Snake Plisskin is still the monocular man of action we know and love from 1982! It seems there’s another godly hypocrite in the White House, played by Cliff Robertson in Malone mode, and he’s made L.A., that heathen city, into a dumping ground for everyone he doesn’t like: atheists and so forth! Ha ha, Los Angeles is a big city, but I don’t think it could fit everybody this joker doesn’t like! Ol’ Burl, for example, would be sent there immediately, and I would probably set up shop in the Academy screening room and just watch movies all day!
Of course Snake has no time for that: he has to get back some important trinket from Robertson’s rebellious daughter, who has set up shop with notorious gangster-terrorist Cuervo Jones; and for Snake there’s a countdown clock (referred to even more insistently than it was in New York) and gangs to fight, and, as in the previous picture, a terrific supporting cast! As before, everyone he meets either knows him or has heard of him, but now, instead of everyone thinking he was dead, they all thought he’d be taller!
There are also lots of really ropey CGI trick effects (that shark!) and a lugubrious mise-en-scene that drains the action scenes of any pizzazz! Oh John, how did it come to this! You’re a terrific action director! It doesn’t help that so much of the movie plays as a pale imitation of the earlier movie’s highlights! Instead of gliding onto the World Trade Center, Snake submarines onto a freeway ramp! When he’s captured by the bad guys, he doesn’t fight their biggest man in a ring, as he did in New York; no, he must play basketball! At least the doo-dad he’s after is a mini disc instead of a tape cassette, ha ha!
The general reduction in amazingness extends to the supporting cast, which, as I said, is terrific! Just not as terrific! Stacey Keach is fine, but he’s no Lee Van Cleef! Steve Buscemi is a wonderful actor, but he’s not Harry Dean Stanton! Peter Fonda is great, but Ernest Borgnine is greater! And George Corraface is most assuredly no Isaac Hayes! We also get Pam Grier and Bruce Campbell, wonderful performers both, but somewhat underused here!

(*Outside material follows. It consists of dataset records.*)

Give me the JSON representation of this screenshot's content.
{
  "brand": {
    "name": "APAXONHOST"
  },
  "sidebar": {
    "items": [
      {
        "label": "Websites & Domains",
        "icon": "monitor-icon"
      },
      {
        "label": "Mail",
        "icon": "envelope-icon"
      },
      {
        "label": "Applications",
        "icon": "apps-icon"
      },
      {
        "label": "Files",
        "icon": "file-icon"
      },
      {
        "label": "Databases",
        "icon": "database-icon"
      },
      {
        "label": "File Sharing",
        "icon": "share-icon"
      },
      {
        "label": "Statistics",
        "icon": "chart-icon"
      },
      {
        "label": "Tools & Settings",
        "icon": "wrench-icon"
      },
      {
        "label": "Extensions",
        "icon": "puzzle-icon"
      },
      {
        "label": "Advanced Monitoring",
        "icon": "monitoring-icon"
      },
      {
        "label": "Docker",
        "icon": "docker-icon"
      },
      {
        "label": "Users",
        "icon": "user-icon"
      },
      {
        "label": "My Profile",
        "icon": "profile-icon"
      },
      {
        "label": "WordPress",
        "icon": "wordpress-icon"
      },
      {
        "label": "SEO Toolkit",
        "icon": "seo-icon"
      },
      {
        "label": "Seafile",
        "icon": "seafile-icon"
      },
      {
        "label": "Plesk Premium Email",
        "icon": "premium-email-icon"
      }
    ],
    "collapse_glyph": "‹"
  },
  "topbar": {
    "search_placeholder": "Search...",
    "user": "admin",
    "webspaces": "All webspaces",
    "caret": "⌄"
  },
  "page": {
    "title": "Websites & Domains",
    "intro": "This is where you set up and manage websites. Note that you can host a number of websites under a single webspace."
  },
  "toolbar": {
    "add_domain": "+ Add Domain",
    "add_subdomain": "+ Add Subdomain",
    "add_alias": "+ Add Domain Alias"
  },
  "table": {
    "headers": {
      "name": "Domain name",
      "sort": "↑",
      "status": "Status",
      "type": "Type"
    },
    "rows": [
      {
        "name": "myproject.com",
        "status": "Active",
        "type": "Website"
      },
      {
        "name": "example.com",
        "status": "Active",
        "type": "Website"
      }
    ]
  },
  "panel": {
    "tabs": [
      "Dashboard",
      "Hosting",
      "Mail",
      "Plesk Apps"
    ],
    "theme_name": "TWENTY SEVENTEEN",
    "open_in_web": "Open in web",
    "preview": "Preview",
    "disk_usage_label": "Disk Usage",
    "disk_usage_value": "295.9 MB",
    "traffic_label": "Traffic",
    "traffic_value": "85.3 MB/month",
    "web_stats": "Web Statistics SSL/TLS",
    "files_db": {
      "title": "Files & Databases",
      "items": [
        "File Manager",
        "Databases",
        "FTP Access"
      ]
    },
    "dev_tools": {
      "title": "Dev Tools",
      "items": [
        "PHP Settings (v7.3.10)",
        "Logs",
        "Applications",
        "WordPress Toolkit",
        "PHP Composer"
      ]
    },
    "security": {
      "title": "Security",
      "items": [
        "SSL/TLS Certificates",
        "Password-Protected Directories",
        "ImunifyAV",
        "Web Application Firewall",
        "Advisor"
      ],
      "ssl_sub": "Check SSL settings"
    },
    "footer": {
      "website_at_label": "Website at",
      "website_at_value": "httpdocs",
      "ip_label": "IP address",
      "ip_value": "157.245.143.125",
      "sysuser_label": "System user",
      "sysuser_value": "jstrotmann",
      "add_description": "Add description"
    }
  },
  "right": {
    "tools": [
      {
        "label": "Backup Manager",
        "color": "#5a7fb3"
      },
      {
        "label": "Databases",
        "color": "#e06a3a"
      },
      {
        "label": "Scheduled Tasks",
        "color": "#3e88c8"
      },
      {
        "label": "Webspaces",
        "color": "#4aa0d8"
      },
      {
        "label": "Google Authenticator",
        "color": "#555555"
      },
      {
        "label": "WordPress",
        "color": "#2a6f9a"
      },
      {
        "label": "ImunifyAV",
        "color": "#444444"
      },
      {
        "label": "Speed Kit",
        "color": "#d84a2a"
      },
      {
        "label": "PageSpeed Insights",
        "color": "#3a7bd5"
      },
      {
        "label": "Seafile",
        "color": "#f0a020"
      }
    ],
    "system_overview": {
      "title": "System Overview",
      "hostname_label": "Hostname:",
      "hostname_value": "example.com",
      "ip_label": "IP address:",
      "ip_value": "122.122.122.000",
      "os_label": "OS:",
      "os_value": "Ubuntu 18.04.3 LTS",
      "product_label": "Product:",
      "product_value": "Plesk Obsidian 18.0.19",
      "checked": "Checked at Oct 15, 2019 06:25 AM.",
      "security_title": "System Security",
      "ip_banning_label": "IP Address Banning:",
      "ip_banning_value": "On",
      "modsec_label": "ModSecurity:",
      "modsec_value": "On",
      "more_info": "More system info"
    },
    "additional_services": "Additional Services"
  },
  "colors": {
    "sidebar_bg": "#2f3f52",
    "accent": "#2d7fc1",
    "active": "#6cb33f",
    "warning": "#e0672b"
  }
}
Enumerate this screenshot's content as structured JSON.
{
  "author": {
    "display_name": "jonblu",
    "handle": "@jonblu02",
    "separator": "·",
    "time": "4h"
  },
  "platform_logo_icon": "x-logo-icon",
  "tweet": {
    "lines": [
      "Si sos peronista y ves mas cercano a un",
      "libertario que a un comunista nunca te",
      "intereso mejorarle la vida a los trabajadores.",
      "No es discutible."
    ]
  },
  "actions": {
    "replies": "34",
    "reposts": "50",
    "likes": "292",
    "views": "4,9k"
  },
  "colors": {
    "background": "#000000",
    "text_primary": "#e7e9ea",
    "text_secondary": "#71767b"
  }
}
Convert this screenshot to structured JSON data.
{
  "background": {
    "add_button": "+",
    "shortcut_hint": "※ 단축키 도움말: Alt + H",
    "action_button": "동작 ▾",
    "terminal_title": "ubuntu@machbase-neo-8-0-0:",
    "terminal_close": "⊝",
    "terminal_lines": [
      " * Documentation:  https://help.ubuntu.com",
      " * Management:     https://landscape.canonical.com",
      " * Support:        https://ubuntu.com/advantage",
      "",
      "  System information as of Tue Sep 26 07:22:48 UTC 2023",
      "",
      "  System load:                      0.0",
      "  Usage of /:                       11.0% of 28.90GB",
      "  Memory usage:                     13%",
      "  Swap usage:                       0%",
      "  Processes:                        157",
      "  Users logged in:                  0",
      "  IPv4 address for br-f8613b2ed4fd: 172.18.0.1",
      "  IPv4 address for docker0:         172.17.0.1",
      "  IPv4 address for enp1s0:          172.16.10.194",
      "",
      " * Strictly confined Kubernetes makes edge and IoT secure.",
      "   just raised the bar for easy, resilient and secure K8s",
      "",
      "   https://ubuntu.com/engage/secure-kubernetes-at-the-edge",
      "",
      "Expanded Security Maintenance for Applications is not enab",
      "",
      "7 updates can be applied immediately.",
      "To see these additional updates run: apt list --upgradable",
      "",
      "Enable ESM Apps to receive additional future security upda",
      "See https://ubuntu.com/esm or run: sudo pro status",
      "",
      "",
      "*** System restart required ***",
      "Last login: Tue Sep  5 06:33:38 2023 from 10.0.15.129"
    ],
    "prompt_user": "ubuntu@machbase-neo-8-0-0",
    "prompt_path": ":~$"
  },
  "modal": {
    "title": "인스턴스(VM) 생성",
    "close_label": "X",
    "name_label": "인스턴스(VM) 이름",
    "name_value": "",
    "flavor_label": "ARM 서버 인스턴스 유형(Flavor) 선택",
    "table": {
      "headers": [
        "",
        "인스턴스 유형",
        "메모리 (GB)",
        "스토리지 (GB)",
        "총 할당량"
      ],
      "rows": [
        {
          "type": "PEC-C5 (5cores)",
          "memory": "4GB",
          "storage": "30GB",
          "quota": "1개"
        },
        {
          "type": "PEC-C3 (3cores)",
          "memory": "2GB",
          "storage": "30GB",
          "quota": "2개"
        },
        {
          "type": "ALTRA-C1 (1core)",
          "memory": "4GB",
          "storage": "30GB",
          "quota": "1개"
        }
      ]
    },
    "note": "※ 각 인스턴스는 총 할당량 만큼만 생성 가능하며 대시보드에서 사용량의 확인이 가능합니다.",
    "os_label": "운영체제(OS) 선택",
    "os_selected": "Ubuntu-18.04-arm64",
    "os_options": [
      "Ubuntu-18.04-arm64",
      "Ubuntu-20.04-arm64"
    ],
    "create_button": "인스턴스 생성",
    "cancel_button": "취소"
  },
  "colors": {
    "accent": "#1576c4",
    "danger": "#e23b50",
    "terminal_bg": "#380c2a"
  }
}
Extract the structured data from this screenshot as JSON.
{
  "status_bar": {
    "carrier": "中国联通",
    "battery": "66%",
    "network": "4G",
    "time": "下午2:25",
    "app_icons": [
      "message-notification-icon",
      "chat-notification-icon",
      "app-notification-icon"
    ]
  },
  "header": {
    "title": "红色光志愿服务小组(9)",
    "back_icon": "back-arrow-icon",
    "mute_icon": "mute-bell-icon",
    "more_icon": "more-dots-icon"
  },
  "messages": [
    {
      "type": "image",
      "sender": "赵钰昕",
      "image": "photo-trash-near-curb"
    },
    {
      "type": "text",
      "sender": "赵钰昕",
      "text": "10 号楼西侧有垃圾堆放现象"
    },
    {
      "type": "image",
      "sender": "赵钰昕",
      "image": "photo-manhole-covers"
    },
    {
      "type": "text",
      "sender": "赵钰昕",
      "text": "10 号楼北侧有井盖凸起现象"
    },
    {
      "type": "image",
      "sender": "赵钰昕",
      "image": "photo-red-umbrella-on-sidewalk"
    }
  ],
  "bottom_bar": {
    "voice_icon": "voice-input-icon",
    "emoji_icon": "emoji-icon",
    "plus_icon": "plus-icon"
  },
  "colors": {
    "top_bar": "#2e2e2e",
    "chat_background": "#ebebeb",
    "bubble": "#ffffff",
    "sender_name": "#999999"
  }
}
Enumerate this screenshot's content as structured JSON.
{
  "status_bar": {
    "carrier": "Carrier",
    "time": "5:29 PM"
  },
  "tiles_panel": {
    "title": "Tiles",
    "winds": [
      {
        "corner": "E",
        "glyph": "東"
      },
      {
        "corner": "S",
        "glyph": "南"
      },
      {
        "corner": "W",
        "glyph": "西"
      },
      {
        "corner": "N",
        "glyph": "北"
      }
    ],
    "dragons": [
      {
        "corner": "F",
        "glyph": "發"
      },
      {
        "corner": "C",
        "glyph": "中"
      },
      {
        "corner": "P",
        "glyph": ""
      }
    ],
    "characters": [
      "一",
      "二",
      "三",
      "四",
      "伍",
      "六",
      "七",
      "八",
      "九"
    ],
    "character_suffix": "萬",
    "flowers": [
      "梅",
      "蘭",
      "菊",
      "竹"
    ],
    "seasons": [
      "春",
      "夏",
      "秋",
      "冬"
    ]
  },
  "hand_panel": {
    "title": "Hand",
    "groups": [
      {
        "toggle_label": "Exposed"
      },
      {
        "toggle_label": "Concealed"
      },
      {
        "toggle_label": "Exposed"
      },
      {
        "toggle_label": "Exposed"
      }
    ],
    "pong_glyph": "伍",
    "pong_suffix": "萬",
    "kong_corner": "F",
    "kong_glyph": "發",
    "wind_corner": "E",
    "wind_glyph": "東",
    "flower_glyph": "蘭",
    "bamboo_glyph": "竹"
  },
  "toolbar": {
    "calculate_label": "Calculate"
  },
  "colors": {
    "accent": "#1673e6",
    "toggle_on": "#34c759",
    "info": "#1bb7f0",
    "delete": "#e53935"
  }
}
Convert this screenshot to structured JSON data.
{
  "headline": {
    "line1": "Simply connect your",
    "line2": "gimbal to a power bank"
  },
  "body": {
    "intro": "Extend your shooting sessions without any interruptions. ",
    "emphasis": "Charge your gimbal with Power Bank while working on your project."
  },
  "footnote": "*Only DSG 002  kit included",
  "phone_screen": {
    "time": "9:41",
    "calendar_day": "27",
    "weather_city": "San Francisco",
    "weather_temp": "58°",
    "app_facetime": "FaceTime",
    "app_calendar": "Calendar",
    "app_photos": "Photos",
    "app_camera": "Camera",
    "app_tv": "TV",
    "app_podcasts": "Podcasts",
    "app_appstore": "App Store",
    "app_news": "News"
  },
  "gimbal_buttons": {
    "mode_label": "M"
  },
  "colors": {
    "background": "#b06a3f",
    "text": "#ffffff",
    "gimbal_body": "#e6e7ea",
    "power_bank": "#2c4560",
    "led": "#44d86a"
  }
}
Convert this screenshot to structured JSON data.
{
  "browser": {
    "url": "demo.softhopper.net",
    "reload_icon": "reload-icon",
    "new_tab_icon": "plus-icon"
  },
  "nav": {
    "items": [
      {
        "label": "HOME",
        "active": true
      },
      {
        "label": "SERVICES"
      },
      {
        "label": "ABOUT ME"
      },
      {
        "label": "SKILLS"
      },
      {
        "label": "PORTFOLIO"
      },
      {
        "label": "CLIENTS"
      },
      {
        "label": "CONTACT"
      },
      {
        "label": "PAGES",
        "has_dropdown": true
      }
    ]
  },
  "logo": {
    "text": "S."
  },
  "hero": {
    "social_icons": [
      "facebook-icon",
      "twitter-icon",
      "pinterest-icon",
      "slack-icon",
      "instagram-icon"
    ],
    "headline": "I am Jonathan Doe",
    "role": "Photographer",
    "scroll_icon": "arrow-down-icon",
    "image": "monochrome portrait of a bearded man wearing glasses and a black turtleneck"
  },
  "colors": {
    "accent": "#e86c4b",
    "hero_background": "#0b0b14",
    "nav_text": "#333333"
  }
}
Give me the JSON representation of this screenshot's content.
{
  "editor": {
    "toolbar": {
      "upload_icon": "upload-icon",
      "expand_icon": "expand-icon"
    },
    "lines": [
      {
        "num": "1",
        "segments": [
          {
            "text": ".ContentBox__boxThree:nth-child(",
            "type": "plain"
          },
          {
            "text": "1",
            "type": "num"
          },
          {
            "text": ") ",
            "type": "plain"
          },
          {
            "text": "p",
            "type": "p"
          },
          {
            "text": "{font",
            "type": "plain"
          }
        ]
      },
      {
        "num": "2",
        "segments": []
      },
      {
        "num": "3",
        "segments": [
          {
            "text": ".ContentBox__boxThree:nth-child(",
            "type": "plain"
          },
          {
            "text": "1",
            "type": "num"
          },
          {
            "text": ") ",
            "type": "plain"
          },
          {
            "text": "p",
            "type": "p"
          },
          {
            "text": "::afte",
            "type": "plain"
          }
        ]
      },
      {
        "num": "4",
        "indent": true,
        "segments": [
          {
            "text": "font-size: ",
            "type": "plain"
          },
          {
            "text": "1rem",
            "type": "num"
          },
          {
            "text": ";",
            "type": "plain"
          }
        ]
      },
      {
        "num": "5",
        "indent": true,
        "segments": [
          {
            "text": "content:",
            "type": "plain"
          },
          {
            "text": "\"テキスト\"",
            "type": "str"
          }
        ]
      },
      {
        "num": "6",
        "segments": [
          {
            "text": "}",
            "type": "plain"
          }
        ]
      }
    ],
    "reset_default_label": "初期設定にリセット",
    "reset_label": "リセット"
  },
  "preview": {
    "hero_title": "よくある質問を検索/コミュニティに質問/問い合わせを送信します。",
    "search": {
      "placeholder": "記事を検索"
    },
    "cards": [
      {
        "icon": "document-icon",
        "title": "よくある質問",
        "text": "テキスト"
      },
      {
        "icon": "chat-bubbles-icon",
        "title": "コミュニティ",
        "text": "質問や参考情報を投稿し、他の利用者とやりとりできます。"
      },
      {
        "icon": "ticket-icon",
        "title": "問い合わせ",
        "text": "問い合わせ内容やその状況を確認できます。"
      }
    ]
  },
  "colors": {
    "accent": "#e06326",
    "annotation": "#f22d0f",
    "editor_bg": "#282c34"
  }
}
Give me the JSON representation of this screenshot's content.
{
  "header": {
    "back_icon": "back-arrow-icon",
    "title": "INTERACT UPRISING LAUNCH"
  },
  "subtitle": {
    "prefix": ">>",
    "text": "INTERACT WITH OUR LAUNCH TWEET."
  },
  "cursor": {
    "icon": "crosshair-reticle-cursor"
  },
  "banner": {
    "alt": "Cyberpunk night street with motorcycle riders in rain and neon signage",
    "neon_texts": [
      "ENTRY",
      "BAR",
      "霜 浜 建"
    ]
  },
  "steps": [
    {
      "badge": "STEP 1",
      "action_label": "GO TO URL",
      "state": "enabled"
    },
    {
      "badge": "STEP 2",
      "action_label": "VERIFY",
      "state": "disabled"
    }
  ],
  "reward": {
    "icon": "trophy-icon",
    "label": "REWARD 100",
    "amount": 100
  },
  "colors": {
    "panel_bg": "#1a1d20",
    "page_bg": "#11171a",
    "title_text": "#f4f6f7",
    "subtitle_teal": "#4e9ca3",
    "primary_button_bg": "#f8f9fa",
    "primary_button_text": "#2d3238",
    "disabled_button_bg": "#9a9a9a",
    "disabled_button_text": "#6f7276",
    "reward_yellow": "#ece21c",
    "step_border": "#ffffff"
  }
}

On the plus side - and Burl always looks for that, ha ha! - Kurt Russell doesn’t miss a trick in his Snake Plisskin shtick! A couple of the fights are pretty good, and there are pleasing ideas or bits of design lurking in the margins! There’s a little cavalcade of Rick Baker makeups in the Surgeon General of Beverly Hills scene, which is always nice! And, as with every movie about the destruction of L.A. made by people who live there, there’s a certain glee taken in the city’s demise, with potshots aplenty taken at its ways and its people!And of course, in its depiction of the demagogic Robertson, the picture has a certain prescience; enough, maybe, to serve as a cautionary tale along the line of Sinclair Lewis’s book It Can’t Happen Here! And even at his worst, John Carpenter is still John Carpenter, and there’s some pleasing carpentry throughout the movie! I give Escape from L.A. one and a half full-court free throws!